Paragon Offshore Ltd, which recently merged from bankruptcy has announced a new management team. Jay Swent, previously Chairman of the Board, has been named President and CEO. Lee Ahlstrom has been appointed CFO, having served in that role, on an interim basis, since November 2016. Paragon is a provider of offshore drilling rigs. Technically, it is has its head office in the Cayman Islands, but it has its operational head office in West Houston.

Two companies in The Woodlands now have public listings

Two companies based in The Woodlands now have public listings, one via an Initial Public Offering (IPO), one via a reverse takeover.

Venator Materials, the paint-pigment maker owned by Huntsman Corporation (also based in The Woodlands) raised $454 million in its IPO. Huntsman sold a 21% stake for $20 each, at the bottom end of the $20-$22 marketed price range. That gives the company a market capitalization of $2.1 billion, the 10th largest IPO in the US this year.

In 2016 Venator had revenues of $2.3 billion, EBITDA of $140 million and a net loss of $77 million. The company will use the proceeds of the IPO and the issuance of $750 million of new debt to pay inter-company debt owed to Huntsman.
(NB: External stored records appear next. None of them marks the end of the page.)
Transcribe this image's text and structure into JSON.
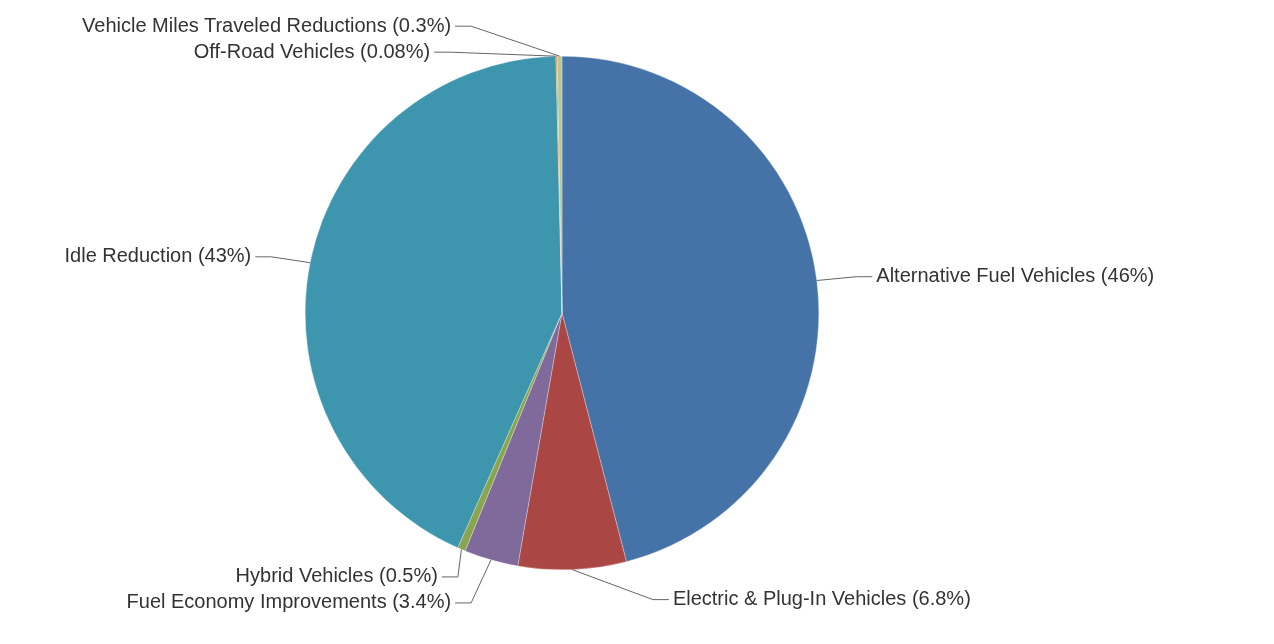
{
  "chart_data": {
    "type": "pie",
    "categories": [
      "Alternative Fuel Vehicles (46%)",
      "Electric & Plug-In Vehicles (6.8%)",
      "Fuel Economy Improvements (3.4%)",
      "Hybrid Vehicles (0.5%)",
      "Idle Reduction (43%)",
      "Off-Road Vehicles (0.08%)",
      "Vehicle Miles Traveled Reductions (0.3%)"
    ],
    "values": [
      46,
      6.8,
      3.4,
      0.5,
      43,
      0.08,
      0.3
    ],
    "colors": [
      "#4572a7",
      "#aa4643",
      "#80699b",
      "#89a54e",
      "#3d96ae",
      "#db843d",
      "#b5ca92"
    ],
    "legend": false
  }
}
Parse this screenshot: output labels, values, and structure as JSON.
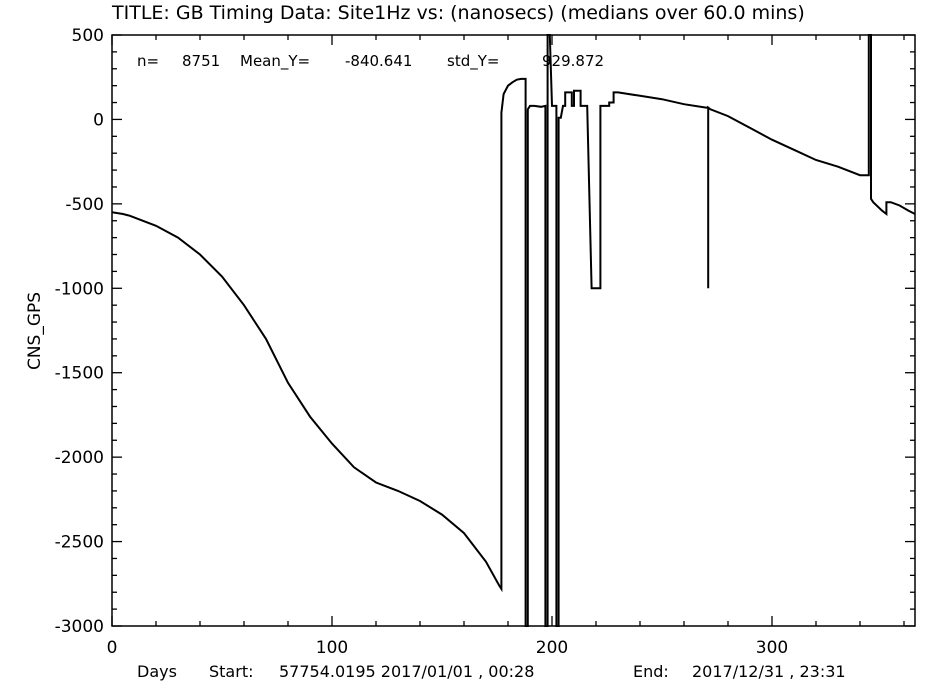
{
  "chart_data": {
    "type": "line",
    "title": "TITLE: GB Timing Data: Site1Hz vs: (nanosecs) (medians over 60.0 mins)",
    "xlabel": "Days",
    "ylabel": "CNS_GPS",
    "xlim": [
      0,
      365
    ],
    "ylim": [
      -3000,
      500
    ],
    "xticks": [
      0,
      100,
      200,
      300
    ],
    "xtick_labels": [
      "0",
      "100",
      "200",
      "300"
    ],
    "yticks": [
      500,
      0,
      -500,
      -1000,
      -1500,
      -2000,
      -2500,
      -3000
    ],
    "ytick_labels": [
      "500",
      "0",
      "-500",
      "-1000",
      "-1500",
      "-2000",
      "-2500",
      "-3000"
    ],
    "grid": false,
    "stats": {
      "n_label": "n=",
      "n": "8751",
      "mean_label": "Mean_Y=",
      "mean": "-840.641",
      "std_label": "std_Y=",
      "std": "929.872"
    },
    "footer": {
      "start_label": "Start:",
      "start": "57754.0195 2017/01/01 , 00:28",
      "end_label": "End:",
      "end": "2017/12/31 , 23:31"
    },
    "series": [
      {
        "x": [
          0,
          5,
          8,
          12,
          20,
          30,
          40,
          50,
          60,
          70,
          80,
          90,
          100,
          110,
          120,
          130,
          140,
          150,
          160,
          170,
          176,
          177,
          177,
          178,
          180,
          182,
          184,
          186,
          188,
          188,
          188.5,
          189,
          189,
          190,
          192,
          195,
          197,
          197,
          198,
          198,
          199,
          200,
          201,
          202,
          202,
          203,
          203,
          204,
          205,
          206,
          206,
          207,
          209,
          209,
          210,
          210,
          211,
          213,
          213,
          214,
          216,
          218,
          220,
          222,
          222,
          223,
          226,
          226,
          228,
          228,
          230,
          240,
          250,
          260,
          270,
          271,
          271,
          271,
          271,
          272,
          280,
          290,
          300,
          310,
          320,
          330,
          340,
          344,
          344,
          344.5,
          345,
          345,
          346,
          350,
          352,
          352,
          354,
          358,
          362,
          365
        ],
        "y": [
          -550,
          -560,
          -570,
          -590,
          -630,
          -700,
          -800,
          -930,
          -1100,
          -1300,
          -1560,
          -1760,
          -1920,
          -2060,
          -2150,
          -2200,
          -2260,
          -2340,
          -2450,
          -2620,
          -2760,
          -2780,
          40,
          150,
          200,
          220,
          235,
          240,
          240,
          -3000,
          -3000,
          -3000,
          60,
          80,
          80,
          75,
          80,
          -3000,
          -3000,
          500,
          500,
          80,
          80,
          80,
          -3000,
          -3000,
          10,
          10,
          80,
          80,
          160,
          160,
          160,
          80,
          80,
          170,
          170,
          170,
          80,
          80,
          80,
          -1000,
          -1000,
          -1000,
          80,
          80,
          80,
          100,
          100,
          160,
          160,
          140,
          120,
          90,
          70,
          70,
          -1000,
          -1000,
          70,
          60,
          20,
          -50,
          -120,
          -180,
          -240,
          -280,
          -330,
          -330,
          500,
          500,
          500,
          -470,
          -490,
          -540,
          -560,
          -490,
          -490,
          -510,
          -540,
          -560
        ]
      }
    ]
  }
}
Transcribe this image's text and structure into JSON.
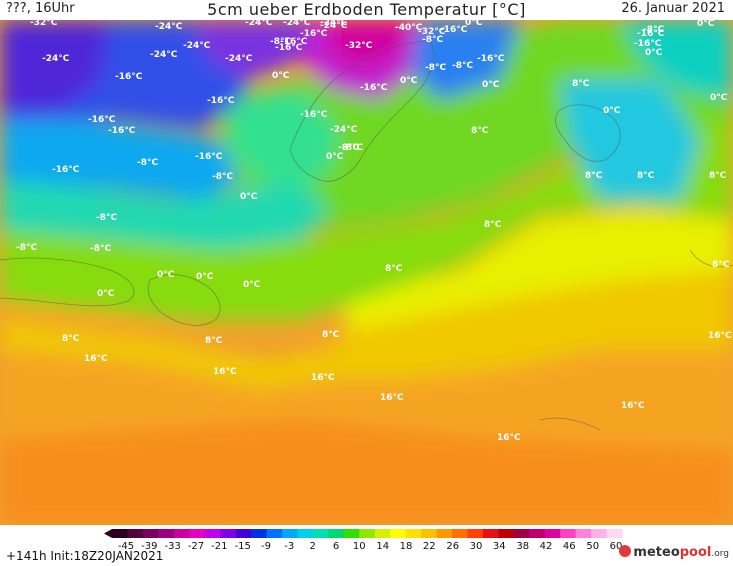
{
  "header": {
    "left_label": "???, 16Uhr",
    "title": "5cm ueber Erdboden Temperatur [°C]",
    "date": "26. Januar 2021"
  },
  "legend": {
    "tick_labels": [
      "-45",
      "-39",
      "-33",
      "-27",
      "-21",
      "-15",
      "-9",
      "-3",
      "2",
      "6",
      "10",
      "14",
      "18",
      "22",
      "26",
      "30",
      "34",
      "38",
      "42",
      "46",
      "50",
      "60"
    ],
    "colors": [
      "#2a0020",
      "#55003f",
      "#7a005f",
      "#a0007f",
      "#c8009f",
      "#e800c0",
      "#c000e8",
      "#8000e8",
      "#4000e0",
      "#0030e8",
      "#0070ff",
      "#00a8ff",
      "#00d0e8",
      "#00e0b0",
      "#00d870",
      "#30e000",
      "#90e800",
      "#d8f000",
      "#ffff00",
      "#ffe000",
      "#ffc000",
      "#ff9800",
      "#ff7000",
      "#ff4000",
      "#e81010",
      "#c00000",
      "#a00040",
      "#c00070",
      "#e000a0",
      "#ff40c0",
      "#ff80d8",
      "#ffb0e8",
      "#ffd8f4"
    ]
  },
  "map_labels": [
    "-32°C",
    "-24°C",
    "-24°C",
    "-24°C",
    "-24°C",
    "-24°C",
    "-40°C",
    "0°C",
    "0°C",
    "-24°C",
    "-24°C",
    "-24°C",
    "-16°C",
    "-32°C",
    "-16°C",
    "-16°C",
    "-16°C",
    "-8°C",
    "-16°C",
    "-8°C",
    "-8°C",
    "-32°C",
    "-24°C",
    "-8°C",
    "-16°C",
    "0°C",
    "0°C",
    "0°C",
    "-8°C",
    "-16°C",
    "-16°C",
    "-16°C",
    "-16°C",
    "-8°C",
    "0°C",
    "8°C",
    "0°C",
    "-16°C",
    "-16°C",
    "-24°C",
    "8°C",
    "0°C",
    "-16°C",
    "-16°C",
    "-8°C",
    "0°C",
    "-16°C",
    "-8°C",
    "-8°C",
    "8°C",
    "8°C",
    "8°C",
    "0°C",
    "-8°C",
    "-8°C",
    "8°C",
    "-8°C",
    "8°C",
    "0°C",
    "0°C",
    "0°C",
    "0°C",
    "8°C",
    "8°C",
    "16°C",
    "8°C",
    "8°C",
    "16°C",
    "16°C",
    "16°C",
    "16°C",
    "16°C",
    "16°C"
  ],
  "footer": {
    "run_info": "+141h  Init:18Z20JAN2021",
    "brand_a": "meteo",
    "brand_b": "pool",
    "brand_c": ".org"
  }
}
NextDecade, a private-equity backed company based in The Woodlands completed its reverse takeover of Harmony Merger Corp, a special purpose acquisition company, based in New York. The transaction was valued at $1 billion.

In May 2016 NextDecade filed an application with the US Federal Energy Regulation Commission (FERC) to construct an LNG export plant in Brownsville, TX. It expects to begin construction in 2018 and generate revenues in 2022. The company also intends to build a 137-mile long pipeline from the Agua Dulce gas hub (west of Corpus Christi) to the terminal in Brownsville.

The company hasn’t signed any binding contracts with customers yet. Construction won’t proceed until they make significant progress on this.